Между одной декадой и новым годом,
прошли хороводы, бомжи, послы, волхвы.
Мы идем по мосту в роддом, мы оттуда родом,
завязать пуповины как гордиевы узлы.
Ной уплыл, посадив в ковчег борхесовский бестиарий,
когда Нед Ленд с Конселем ловили русалку.
Цвет ночи не голубой, а скорее - карий,
и Ариадна в слезах, разбивает прялку...
Игорь Кузнецберг
XXVI.
Ошейник
Когда-то на мне был красивый ошейник,
И я, повизгивая от счастья,
Терся о твои ноги.
Ты прогуливала меня, когда была в настроении,
А чаще говорила: "Место!" - и я шел к двери,
На жесткую подстилку из джутовой травы.
Ничто не вечно под луною:
Красивый ошейник превратился в петлю-удавку,
И я, наступая на брошенный поводок,
Затягиваю её все туже.
(с)
Юрий Шибаев
XXVII.
* * *
Знаешь, я по ночам что-то часто плачу,
А днем потихоньку снова учусь смеяться.
Знаешь, я прихожу к тебе - это значит,
Что я устал творить (или притворяться?..)

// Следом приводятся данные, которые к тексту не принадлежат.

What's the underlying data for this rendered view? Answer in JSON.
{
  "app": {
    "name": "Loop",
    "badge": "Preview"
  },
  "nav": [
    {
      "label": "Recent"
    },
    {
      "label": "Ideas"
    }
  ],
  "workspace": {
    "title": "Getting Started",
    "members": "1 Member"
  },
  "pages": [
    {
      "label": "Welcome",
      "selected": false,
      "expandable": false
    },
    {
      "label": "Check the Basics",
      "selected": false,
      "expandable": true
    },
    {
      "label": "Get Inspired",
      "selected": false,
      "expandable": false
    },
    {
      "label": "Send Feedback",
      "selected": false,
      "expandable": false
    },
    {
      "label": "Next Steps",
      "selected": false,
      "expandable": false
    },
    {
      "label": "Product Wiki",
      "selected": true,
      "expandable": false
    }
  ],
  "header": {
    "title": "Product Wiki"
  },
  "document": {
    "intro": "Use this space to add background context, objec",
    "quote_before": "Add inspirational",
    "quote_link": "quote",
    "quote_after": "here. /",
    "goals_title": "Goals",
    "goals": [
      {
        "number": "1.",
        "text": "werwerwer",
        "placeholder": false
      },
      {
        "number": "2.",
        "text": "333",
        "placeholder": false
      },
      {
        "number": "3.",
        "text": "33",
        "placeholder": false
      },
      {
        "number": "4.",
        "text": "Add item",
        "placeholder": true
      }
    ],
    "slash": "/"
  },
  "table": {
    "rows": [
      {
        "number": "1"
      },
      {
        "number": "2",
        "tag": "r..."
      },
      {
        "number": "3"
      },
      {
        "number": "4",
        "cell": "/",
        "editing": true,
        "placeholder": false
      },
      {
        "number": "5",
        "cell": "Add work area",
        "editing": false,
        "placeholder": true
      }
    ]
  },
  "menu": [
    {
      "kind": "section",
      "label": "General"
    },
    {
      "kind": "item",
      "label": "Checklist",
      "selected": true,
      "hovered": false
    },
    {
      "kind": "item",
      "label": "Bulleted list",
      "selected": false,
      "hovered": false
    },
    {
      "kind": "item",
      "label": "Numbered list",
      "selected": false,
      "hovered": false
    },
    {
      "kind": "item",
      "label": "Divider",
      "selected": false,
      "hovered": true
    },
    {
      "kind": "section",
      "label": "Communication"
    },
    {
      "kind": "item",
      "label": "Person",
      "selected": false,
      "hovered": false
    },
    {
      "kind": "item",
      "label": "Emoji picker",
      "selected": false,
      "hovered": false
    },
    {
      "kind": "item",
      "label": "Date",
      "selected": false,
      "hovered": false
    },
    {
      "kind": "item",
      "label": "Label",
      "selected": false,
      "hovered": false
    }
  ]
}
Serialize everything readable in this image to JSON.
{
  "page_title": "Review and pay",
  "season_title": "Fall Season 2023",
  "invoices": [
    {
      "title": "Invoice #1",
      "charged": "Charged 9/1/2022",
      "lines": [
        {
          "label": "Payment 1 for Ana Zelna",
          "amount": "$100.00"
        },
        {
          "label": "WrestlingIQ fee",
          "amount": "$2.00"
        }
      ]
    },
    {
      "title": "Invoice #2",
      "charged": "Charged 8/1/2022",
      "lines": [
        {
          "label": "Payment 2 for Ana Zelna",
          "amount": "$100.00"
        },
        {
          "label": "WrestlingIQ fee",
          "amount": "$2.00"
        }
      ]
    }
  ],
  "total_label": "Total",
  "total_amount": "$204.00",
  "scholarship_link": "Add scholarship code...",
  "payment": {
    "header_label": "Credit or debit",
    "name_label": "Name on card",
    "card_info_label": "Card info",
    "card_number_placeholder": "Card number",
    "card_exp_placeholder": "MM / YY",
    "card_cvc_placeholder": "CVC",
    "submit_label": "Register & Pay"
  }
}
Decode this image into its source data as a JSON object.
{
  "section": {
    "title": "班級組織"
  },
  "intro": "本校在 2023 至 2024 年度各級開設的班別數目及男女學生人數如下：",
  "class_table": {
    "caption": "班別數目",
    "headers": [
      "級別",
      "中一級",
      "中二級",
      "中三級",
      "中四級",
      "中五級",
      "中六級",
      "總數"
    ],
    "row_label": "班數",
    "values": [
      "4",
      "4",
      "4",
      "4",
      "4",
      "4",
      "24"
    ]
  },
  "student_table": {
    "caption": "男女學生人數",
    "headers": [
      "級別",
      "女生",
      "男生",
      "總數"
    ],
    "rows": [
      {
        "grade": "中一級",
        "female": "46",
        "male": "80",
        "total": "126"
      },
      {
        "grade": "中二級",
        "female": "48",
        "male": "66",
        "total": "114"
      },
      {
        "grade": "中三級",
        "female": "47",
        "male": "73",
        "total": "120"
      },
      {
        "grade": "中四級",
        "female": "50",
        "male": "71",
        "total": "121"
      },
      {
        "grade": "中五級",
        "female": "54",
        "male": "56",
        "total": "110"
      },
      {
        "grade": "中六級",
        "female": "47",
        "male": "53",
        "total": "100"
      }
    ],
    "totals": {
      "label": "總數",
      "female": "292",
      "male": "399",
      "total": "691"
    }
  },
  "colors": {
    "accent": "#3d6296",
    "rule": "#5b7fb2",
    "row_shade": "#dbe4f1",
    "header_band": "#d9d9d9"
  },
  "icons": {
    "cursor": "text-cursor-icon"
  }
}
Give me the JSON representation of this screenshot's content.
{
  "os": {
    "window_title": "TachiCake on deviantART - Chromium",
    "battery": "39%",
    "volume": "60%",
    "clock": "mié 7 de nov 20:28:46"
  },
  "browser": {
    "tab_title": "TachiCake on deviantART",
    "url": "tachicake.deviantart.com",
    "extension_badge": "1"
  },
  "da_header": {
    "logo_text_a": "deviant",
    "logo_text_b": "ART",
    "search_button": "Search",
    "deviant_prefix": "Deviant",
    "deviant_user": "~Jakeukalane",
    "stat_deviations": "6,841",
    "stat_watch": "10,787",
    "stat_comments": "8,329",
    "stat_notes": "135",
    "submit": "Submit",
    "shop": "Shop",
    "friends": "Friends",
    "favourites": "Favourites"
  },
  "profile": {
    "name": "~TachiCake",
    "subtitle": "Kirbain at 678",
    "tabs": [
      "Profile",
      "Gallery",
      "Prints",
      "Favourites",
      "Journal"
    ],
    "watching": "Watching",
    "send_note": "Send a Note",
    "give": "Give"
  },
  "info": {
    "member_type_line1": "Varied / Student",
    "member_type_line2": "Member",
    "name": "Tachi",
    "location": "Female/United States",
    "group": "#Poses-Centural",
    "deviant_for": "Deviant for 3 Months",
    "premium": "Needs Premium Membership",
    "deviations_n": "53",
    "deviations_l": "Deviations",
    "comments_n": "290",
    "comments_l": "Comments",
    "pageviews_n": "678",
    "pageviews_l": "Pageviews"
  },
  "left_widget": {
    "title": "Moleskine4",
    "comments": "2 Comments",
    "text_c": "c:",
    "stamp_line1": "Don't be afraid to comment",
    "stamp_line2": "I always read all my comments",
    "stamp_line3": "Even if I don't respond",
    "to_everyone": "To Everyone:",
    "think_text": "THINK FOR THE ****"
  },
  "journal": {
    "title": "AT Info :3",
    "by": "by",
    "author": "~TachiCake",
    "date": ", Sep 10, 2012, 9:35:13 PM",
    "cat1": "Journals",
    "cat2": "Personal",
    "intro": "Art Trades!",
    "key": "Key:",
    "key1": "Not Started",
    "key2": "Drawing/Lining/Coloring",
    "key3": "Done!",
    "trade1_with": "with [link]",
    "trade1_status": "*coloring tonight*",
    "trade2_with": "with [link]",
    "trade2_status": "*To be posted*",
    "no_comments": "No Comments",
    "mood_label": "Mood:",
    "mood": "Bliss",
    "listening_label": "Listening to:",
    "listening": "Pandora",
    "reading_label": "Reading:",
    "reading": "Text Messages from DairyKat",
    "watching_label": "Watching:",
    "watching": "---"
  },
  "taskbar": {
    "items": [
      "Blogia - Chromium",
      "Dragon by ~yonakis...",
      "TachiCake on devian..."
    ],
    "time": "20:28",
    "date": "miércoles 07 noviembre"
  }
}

Знаешь. И все же - ну что тебе стоит? - слушай.
Я ничего не прошу. Но везде - все одно и то же.
Я докатился - вчера захотел продать душу.
Не сторговался. Хотелось загнать дороже.
И я незаметно снова схожу со сцены.
Очередь в кассу - люди сдают билеты.
Раньше за душу платили большую цену,
А я, дурак, не брал ни одной монеты.
Вот ведь какая выходит странная штука -
Этот чудак мне снова вчера приснился.
"Дай хоть кусочек!" - канючил, протягивал руку...
Я бы отдал - да, видать, совсем разучился.
Знаешь... Ну что ты там знаешь, откуда тебе-то
Знать, что мне снится и знать, где я был, где я не был...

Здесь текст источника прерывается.